LONDON (The Deal) -- The global stock market rout persisted on Thursday, with European and Asian indices down, after the Federal Reserve taper decision Wednesday conspired with a weak reading from a gauge of Chinese manufacturing  to feed fears about an emerging markets meltdown.

The Fed on Wednesday cut its monthly bond buying program by $10 billion to $65 billion, in line with expectations, with Chairman Ben Bernanke making generally upbeat comments about the U.S. economy in his final statement as boss of the central bank.

On Thursday in China, the HSBC Bank and Markit Economics  Purchasing Managers' index slowed in January for the first time in six months to 49.5, slightly less than a preliminary estimate and down from 50.5 in December.
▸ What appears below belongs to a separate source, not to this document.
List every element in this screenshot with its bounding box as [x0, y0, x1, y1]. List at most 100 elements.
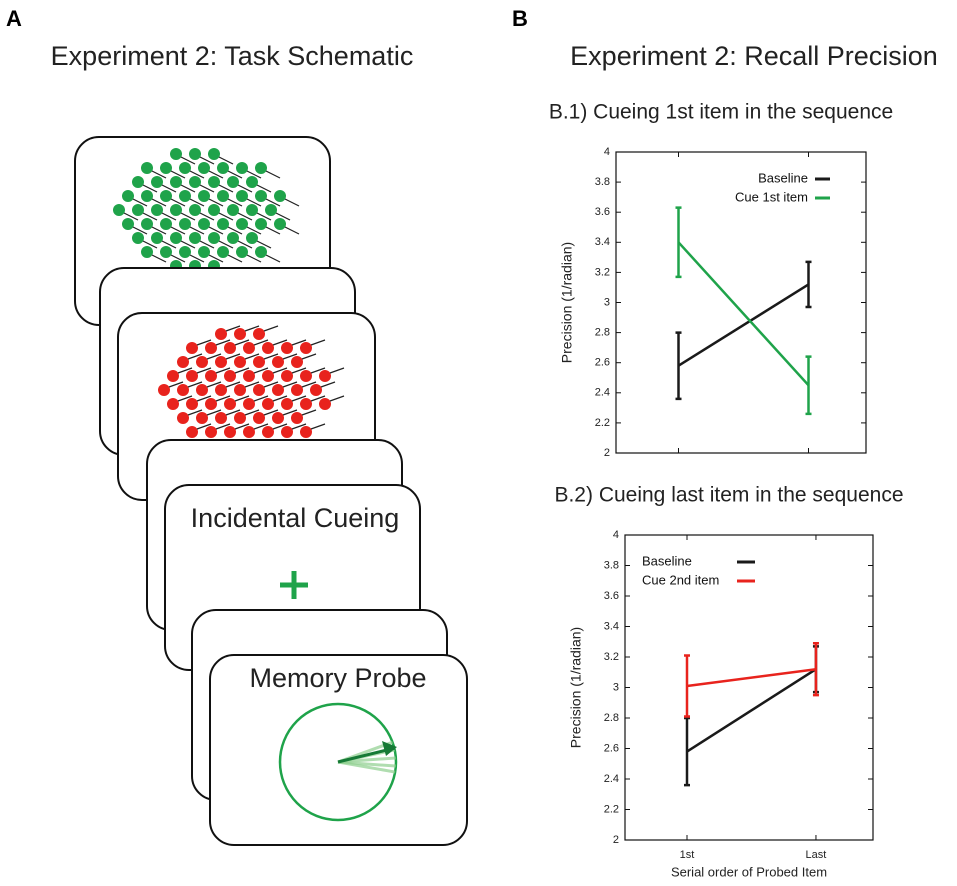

HSBC attributed the slowdown to both weaker export orders and slower domestic business.

But in Germany, government figures showed that unemployment fell far more than expected in January, declining 28,000 compared with a forecast decrease of 5,000. The unemployment rate held firm at 6.8%.  Separately, an index of eurozone economic sentiment in January came in just short of forecasts.

By mid-morning in Europe, the FTSE was down 0.33% at 6,522.98, the DAX had lost 0.32% to 9,306.96, and the CAC 40 had tumbled 0.43% to 4,139.05.

China is preparing to start a fortnight of festivities to celebrate the lunar New Year, which begins Friday, but recent corporate results have showed a government clampdown on excessive consumption and gift-giving within state-backed enterprises and public agencies is bringing unhappiness to Western consumer goods makers.

On Thursday, Treasury Wine Estates lost a fifth of its market value in Sydney trading after the Australian company warned  profit in the first half could fall by 40% or more, partly because of Chinese  austerity measures. It said it won't be able to claw back the profit shortfall in the second half, and has therefore lowered its full-year guidance to A$190million to A$210 million ($165.9 million to $183.5 million) from a forecast A$230 million to A$250 million  previously.

Meanwhile in London, spirits maker Diageo (DEO)DEO declined after posting  first-half earnings that fell short of expectations. It cited weak sales of Chinese white spirits, or baijiu, as a factor that had suppressed emerging markets growth. Net sales of that liquor plummeted 66%.

In Sweden wireless network equipment maker Ericsson (ERIC)ERIC rose after fourth-quarter profit exceeded expectations and CEO Hans Vestberg rebuffed talk he may quit to  take the helm at Microsoft.

And in Frankfurt, chipmaker Infineon Technologies led the gainers on the DAX after issuing a second-quarter sales growth projection that was more optimistic than analysts' own numbers.

In Hong Kong, PC maker Lenovo Group  ended the  last session before the Chinese New Year break down more than 8% after announcing its second big-ticket purchase from a U.S. technology company within a week. Lenovo is to pay $2.91 billion for Google's (GOOG)GOOG Motorola Mobility unit to gain hardware for smartphones. The deal unwinds part of Google's $12.4  billion acquisition of Motorola Mobility in 2012 but the Mountain View, Calif. company gets to keep most of the all-important patents. For Lenovo, the acquisition comes just after it agreed to pay $2.3 billion for the low-power server business of International Business Machines and breaks its own week-old record for a Chinese technology deal.

In Tokyo, the Nikkei  225 plummeted 2.45% to 15,007.06. In Hong Kong, the Hang Seng closed down 0.48% at 22,035.42. Hong Kong trading takes a break for new year festivities on Friday and Monday.